I do know, however, that I have disputed the derivation of the term ‘momoeri’, and that by Morgan’s rules of argument (see Morgan, 100:1, p. 86; Fees, 100:2, p. 242, paragraph 2 of point 5), this ought to invalidate ‘momoeri’ as the source of ‘mummers’. Which therefore means, by the same rules of argument, that ‘momoeri’ performances cannot be the origin of the British mummers’ play.
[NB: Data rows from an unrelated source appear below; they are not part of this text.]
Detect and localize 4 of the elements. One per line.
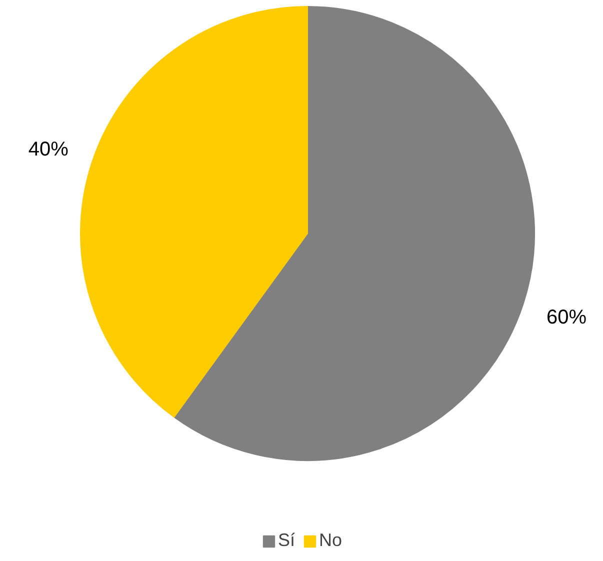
data-label: 40% xyxy=(28,138,69,160)
legend-label: Sí xyxy=(278,530,296,551)
legend-label: No xyxy=(318,530,342,551)
data-label: 60% xyxy=(546,306,587,329)
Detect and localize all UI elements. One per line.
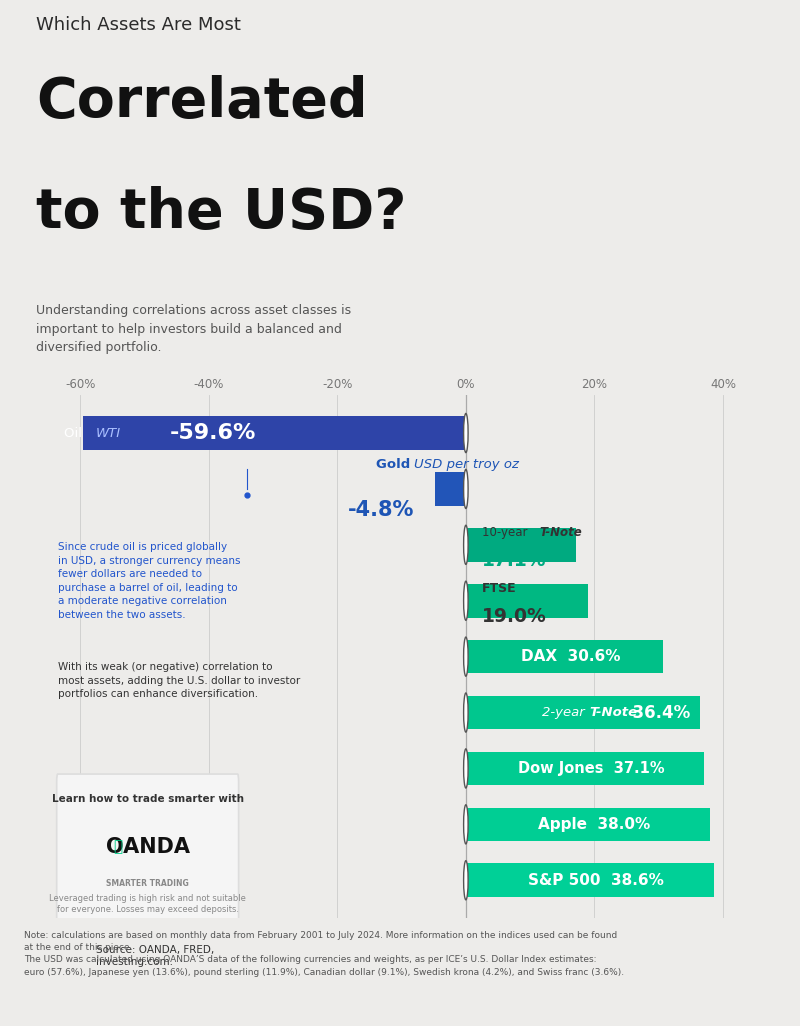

But given that the term ‘mummer’ appears in the 14th century, and does not refer to anything recognisably like a ‘British Folk Play’ until four centuries later; given that ‘momoeri’ is apparently not attested until six centuries after the word ‘mummer’; given that the Balkan folk play is not described until a century after the British play is first attested, is this really surprising?
NOTES
1. Gareth Morgan, ‘Mummers and Momoeri’, Folklore 100:1 (1989), pp. 84-87. Gareth Morgan, ‘The Mummers of Pontus’, Folklore 101:2 (1990), pp. 143-151. Craig Fees, ‘Mummers and Momoeri: A Response’, Folklore 100:2 (1989), pp. 240-247. The three articles are all heavily footnoted, brief and readily accessible, so I have not felt it necessary to encumber this note with more of the same. All the points made here are pretty copiously documented in ‘Mummers and Momoeri: A Response'
2. To be fair, much of this critique has been made in unpublished theses, in papers delivered at the late Traditional Drama Conferences in Sheffield (some of which have begun to appear in Traditional Drama), and in Roomer: The Newsletter of the Traditional Drama Research Group, and are not necessarily as readily available as the scholarship which is the subject of criticism. But this is not true of all of it, and the greater part of even that material which is not so readily available can be relatively easily acquired.
3. Annie Langrick, The Phonology of the Dialect of Bubwith (Yorkshire) (B.A., University of Leeds, 1948).